Just a few months ago, wildlife rarely ventured into Navegaon, a once-bustling farming community in central India. But today, the village boasts a thriving ecosystem home to a variety of native species, save one -- humans.
In an effort to make room for Nature, the 200 families that once lived in Navegaon agreed to leave, allowing the surrounding Tadoba Tiger Reserve to envelope it. The move was part of an ongoing plan on the part the Indian government to widen fragile ecological zones by encouraging nearby villages to relocate.
And in recently vacated Navegaon, the plan is clearly working.
A little over two months after the last person moved out, a whole host of animals that had formerly been kept at bay have moved in.

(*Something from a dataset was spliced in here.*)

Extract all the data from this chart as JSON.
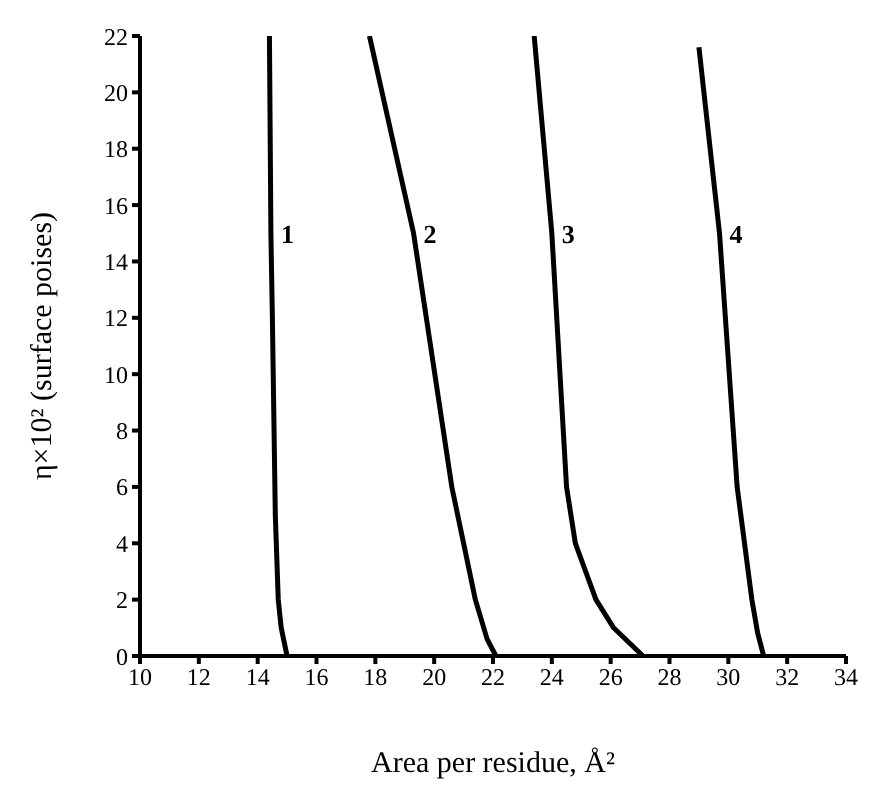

"Before Navegaon was shifted, there were sporadic sightings of leopards and tigers near the village. However, post relocation, carnivores and even herbivores are regularly seen in the 400 acre area that has become inviolate," wildlife warden Bandu Dhotre tells the Times of India.
"Now carnivores can prey on herbivores in the same area without coming into conflict with humans. This is the best part of relocation."
So far, almost a hundred villages have agreed to relocate for the widening of wildlife reserves across India, creating crucial buffers to ease tensions between humans and animals -- a remarkable concession for the right of Nature to exist unfettered.